In a study published Monday in Nature, scientists have uncovered the brain mechanism that makes one sigh. Sighing is actually a life-sustaining reflex that keeps your lungs from collapsing.

This week, researchers from University of California at Los Angeles and Stanford University collaborated to describe the mechanism of sighing for the very first time, identifying the exact location in the brain from which the sighs originate, reports The Washington Post.

The team identified two tiny clusters of neurons in the brain stem that automatically turn normal breaths into sighs. This happens when your lungs need some extra help and this happens every five minutes or approximately 12 times in an hour, according to the study. This happens regardless if an individual is deep into thinking something depressing.

This can be tested for yourself by lying down in a quiet room and paying close attention to your breathing, reports LA Times. You will notice that the body takes an inhalation once every five minutes and before the exhale, it adds another inhalation on top of it.

These types of inhalation are not related to emotion, said Jack Feldman from UCLA. It is actually a reflex action that provides an extra amount of air that helps re-inflate some of the 500 million tiny balloon-like sacs in the lungs called alveoli.

The alveoli are the places where oxygen enters the bloodstream and where carbon dioxide is removed. It is said that, the sack, when put all together, can span as large as a tennis court even though each individual sack is just 2/10th of a millimetre in diameter.

The only way to op them open again when they collapse is when you sigh, researchers said. This brings in twice the volume of the normal breath, Feldman said to LA Times.

However, the discovery of how the brain turns a normal breath into a sigh was discovered by two different lines of inquiry from Feldman's lab at UCLA and biochemist Mark Krasnow's lab at Stanford.

Feldman identified a kind of neuropeptides that controls sigh rates in mice in his laboratory. Neuropeptides are protein-like molecules that brain cells use to communicate with one another.

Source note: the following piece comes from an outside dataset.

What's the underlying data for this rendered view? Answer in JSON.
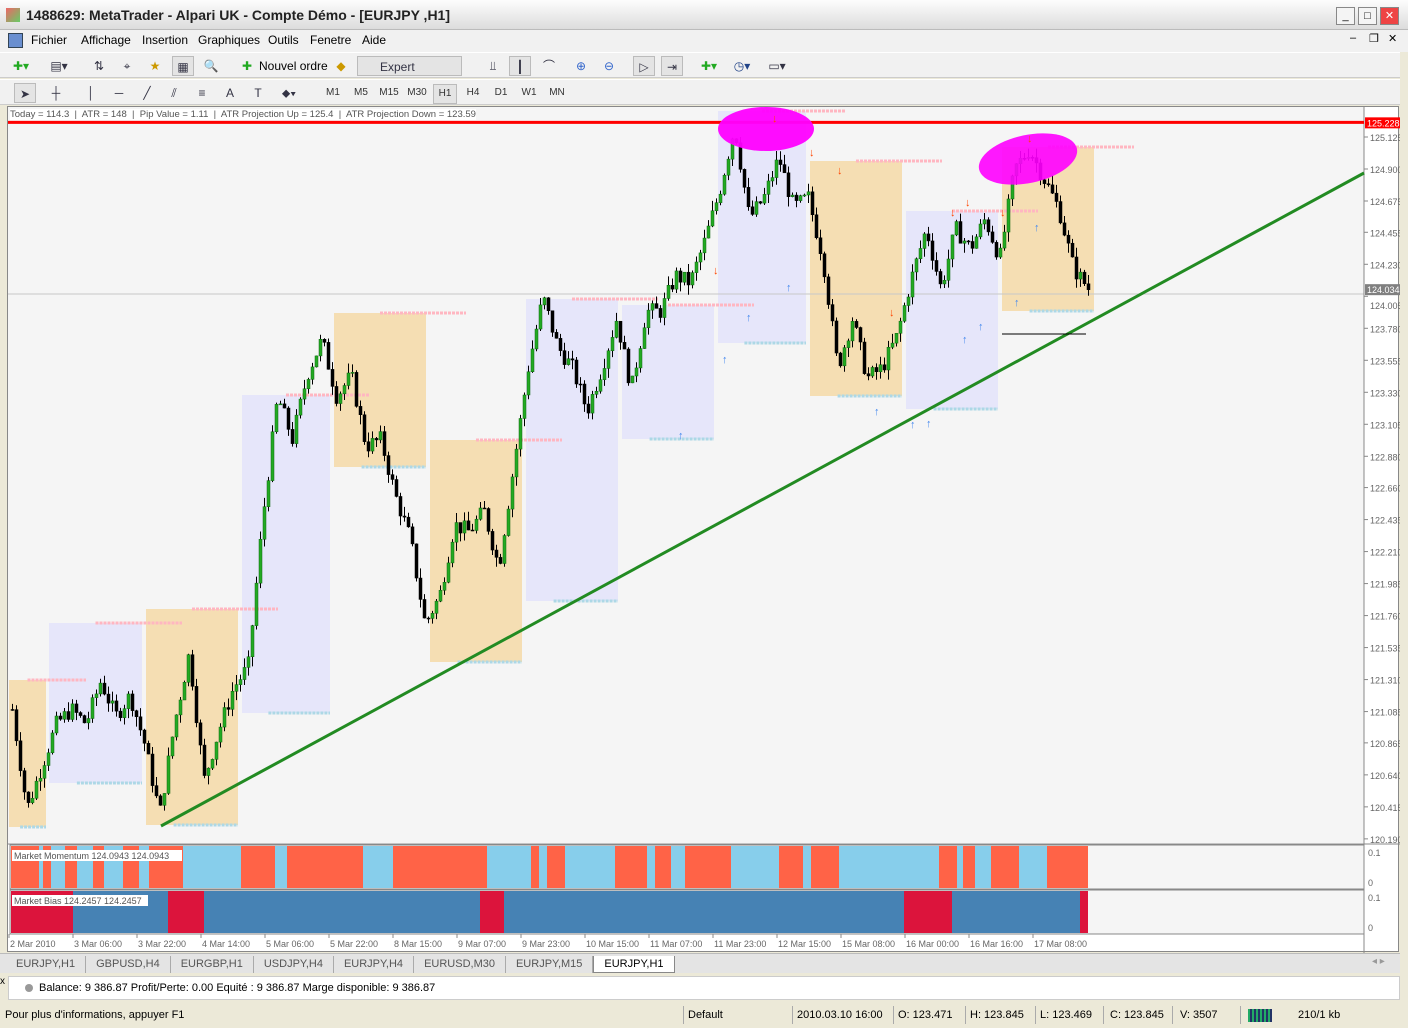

When scientists injected the peptide called bombesin into the mice, they went from sighing 40 times an hour to sighing 400 times an hour. While killing the cells with the receptor for the peptide made the mice stop sighing altogether, there were no interruptions in their breathing patterns.

Several years later, Kevin Yackle, a student of Krasnow at Stanford investigated what molecules are highly expressed in regions in the brain associated with breathing. After screening more than 19,000 gene expression in animals, he found two small populations of neurons that produce this neuropeptide.

The researchers might later on look to any possibility if higher regions of the brain that control emotions could also produce bombesin-related peptides that can trigger sighing when feeling stressed out or unhappy.